Wall Street analysts offered a broad scope of engineering and construction market trends for 2018, based on new research and recent reports gleaned from public company executives.
Brent Thielman, senior vice president and senior research analyst at D.A. Davidson, on Nov. 15 said the October results of its monthly survey of U.S. transportation-department bids in 43 states show that the $42-billion bid value total, representing about 14,300 projects, rose 21% from the same month in 2016.
The October result is the largest trailing 12-month improvement since March 2015, he noted. Thielman points to results in nine large and small states that “suggest some broadening in new transportation project work.”

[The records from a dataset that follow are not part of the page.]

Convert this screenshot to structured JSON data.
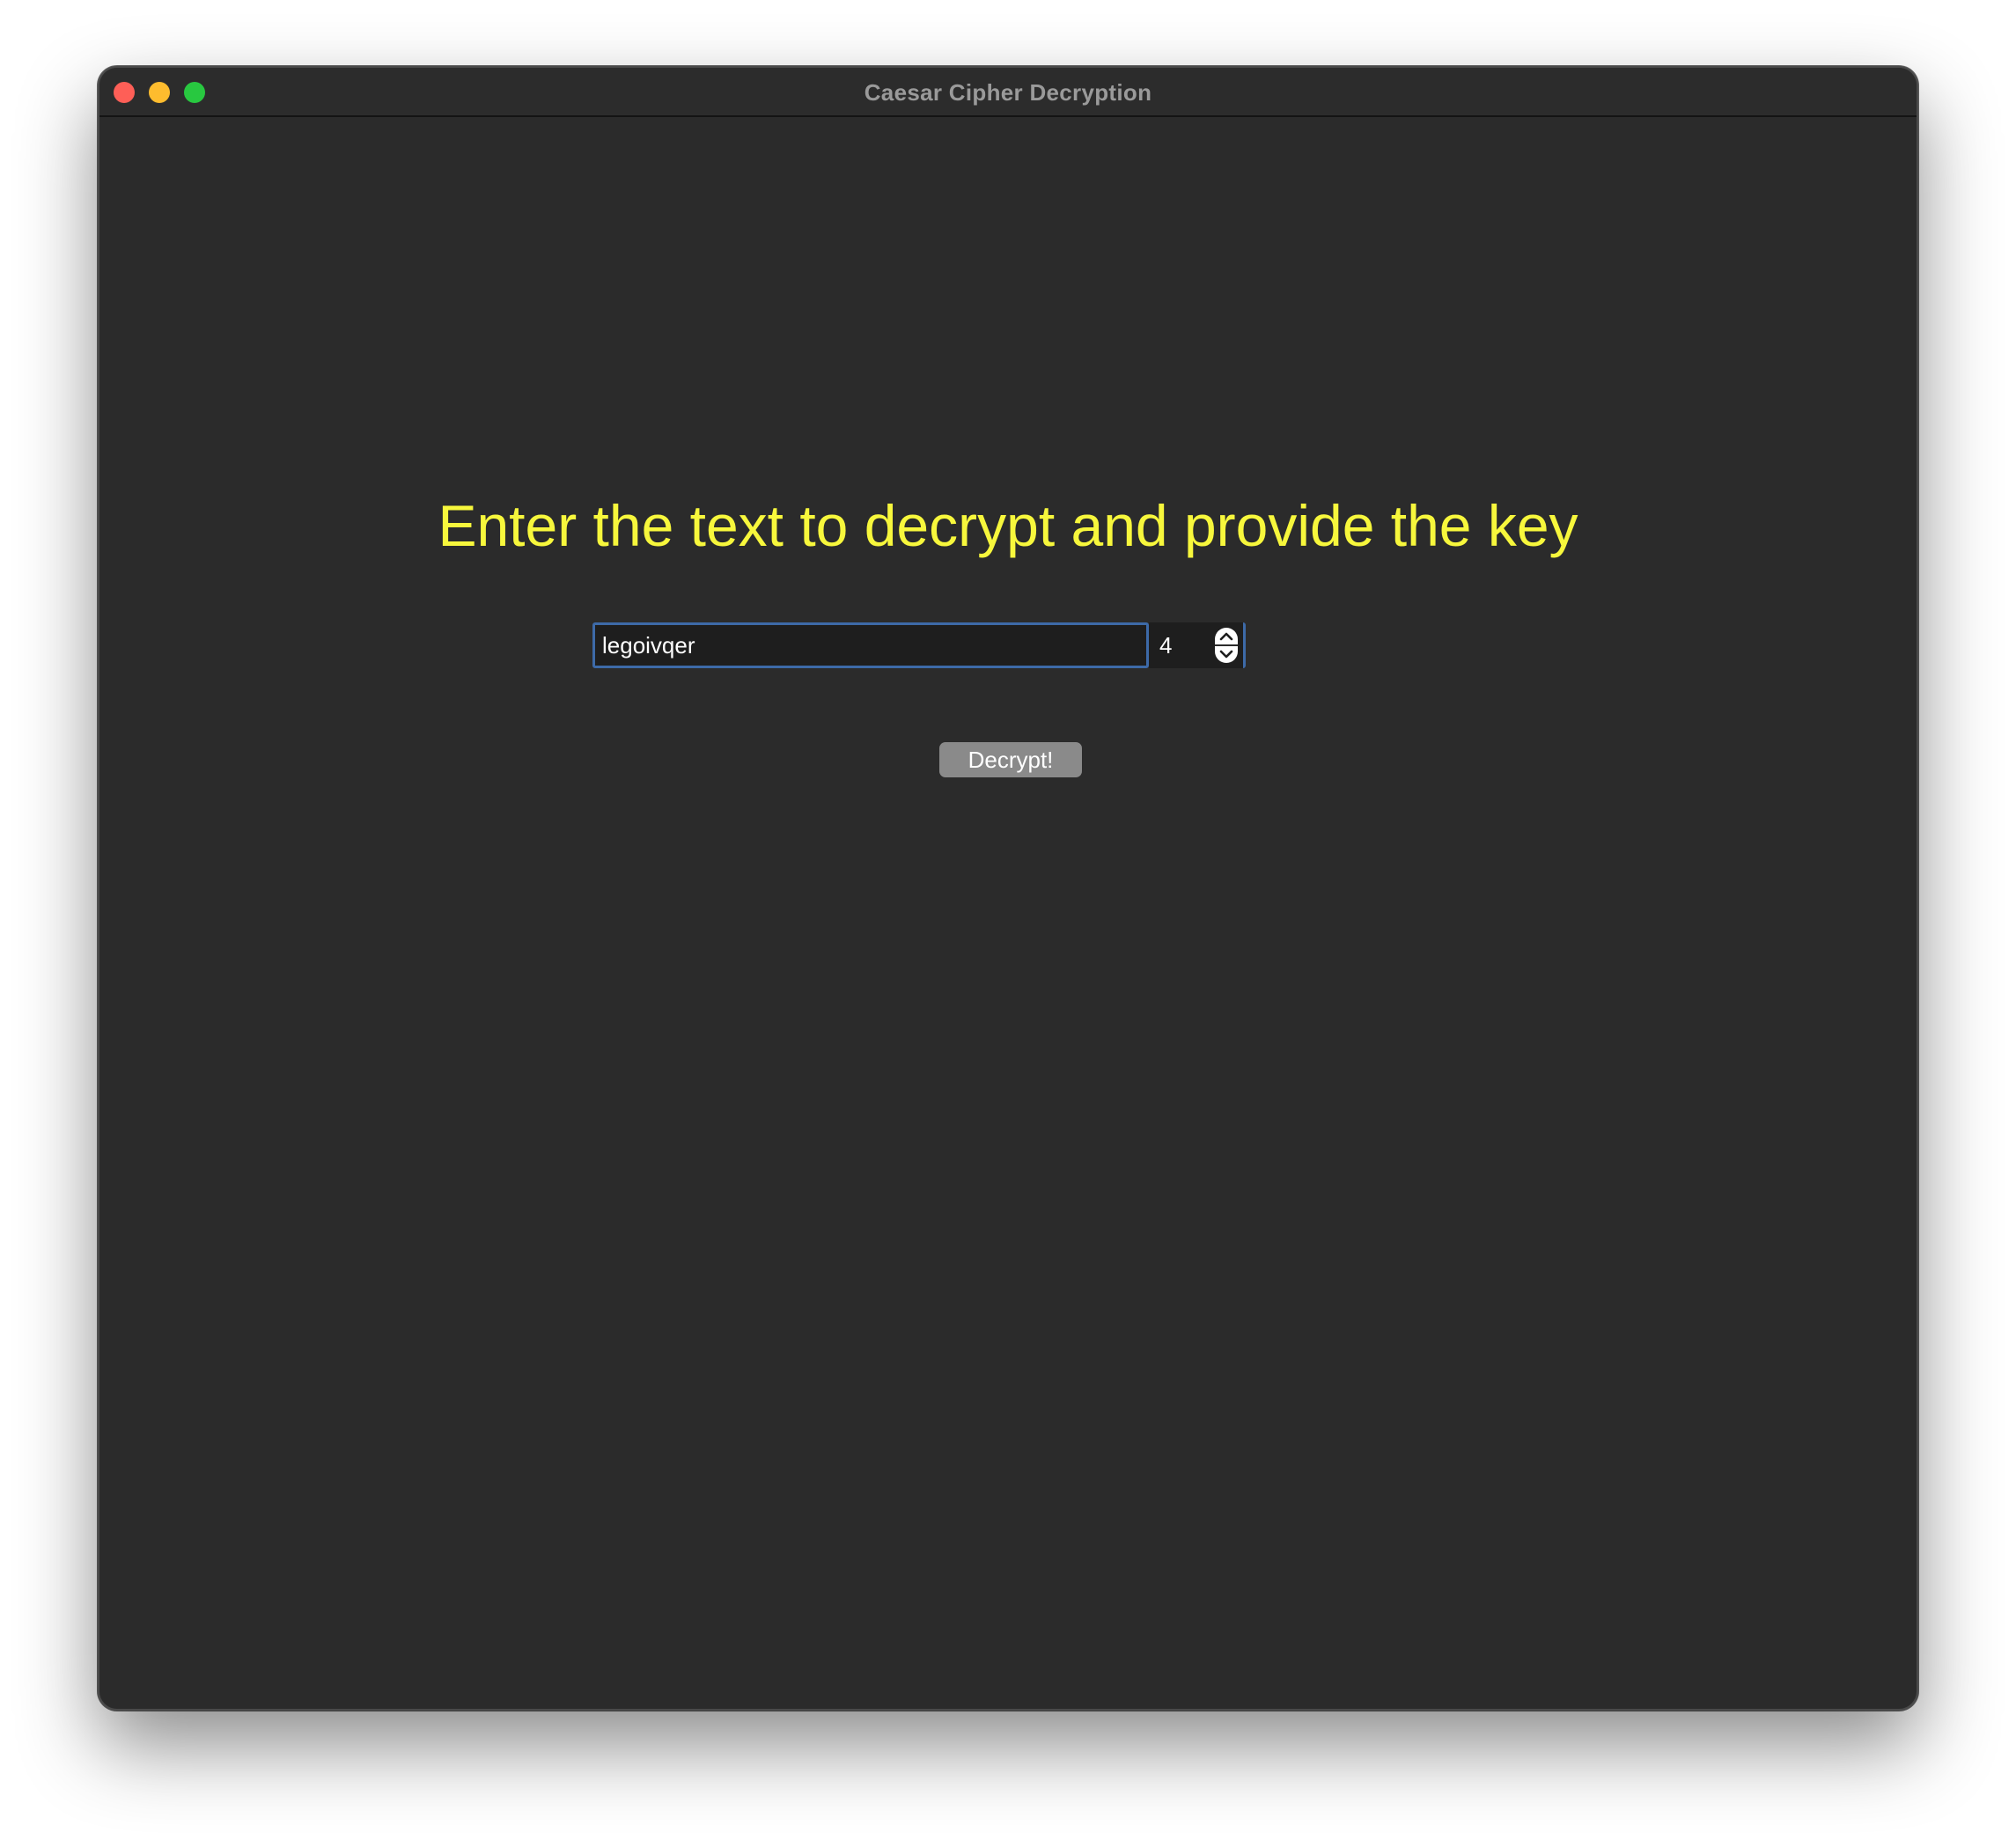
{
  "window": {
    "title": "Caesar Cipher Decryption"
  },
  "main": {
    "heading": "Enter the text to decrypt and provide the key",
    "text_input": {
      "value": "legoivqer",
      "placeholder": ""
    },
    "key_spinbox": {
      "value": "4"
    },
    "decrypt_button_label": "Decrypt!"
  },
  "colors": {
    "background": "#2b2b2b",
    "heading": "#f7f73c",
    "focus_border": "#3d6aa8",
    "button": "#8a8a8a"
  },
  "icons": {
    "close": "close-traffic-light",
    "minimize": "minimize-traffic-light",
    "zoom": "zoom-traffic-light",
    "spin_up": "chevron-up-icon",
    "spin_down": "chevron-down-icon"
  }
}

Related to Robert W. Baird & Co.’s Nov. 9 investor conference, Andrew Wittmann, its senior research analyst, said, “Global growth momentum should continue and accelerate across most sectors into 2018.”
The meeting was attended by executives from the E&C and key industrial sectors. “Several E&Cs are now more explicitly calling for a recovery in commodity markets, particularly mining but also oil and gas,” said Wittmann.
But he also noted signs of inflation “across various areas of the building-materials supply chain,”affecting commodities, labor and freight. “We view wage inflation as an under appreciated potential risk into 2018 with tightening labor markets,” Wittmann added.
Jamie Cook, lead sector analyst at Credit Suisse, said that, based on fourth-quarter numbers released on Nov. 13, AECOM’s organic growth “is starting to turn the corner … and is expected to continue into [fiscal] 2018.” But she cautioned that “key risks include execution against the bid pipeline, project execution of fixed-price work and [merger-and-acquisition] integration.”
In its design and construction services group, Cook said, AECOM foresees $15 billion of projects to be bid over the next 18 months.
She also noted that the release of October retail numbers by equipment giant Caterpillar showed machine sales up 19%, "a meaningful acceleration relative to September when sales were up 13% and with improvements across every single region."
Related to construction sector sales, t"he trend was also encouraging," she said, with sales accelerating by 20% vs. up 15% in September. According to Cook's review, Asia/Pacific sales went up most sharply at 58%, Latin America rose by 35% and North America jumped 10% vs. 4% in September.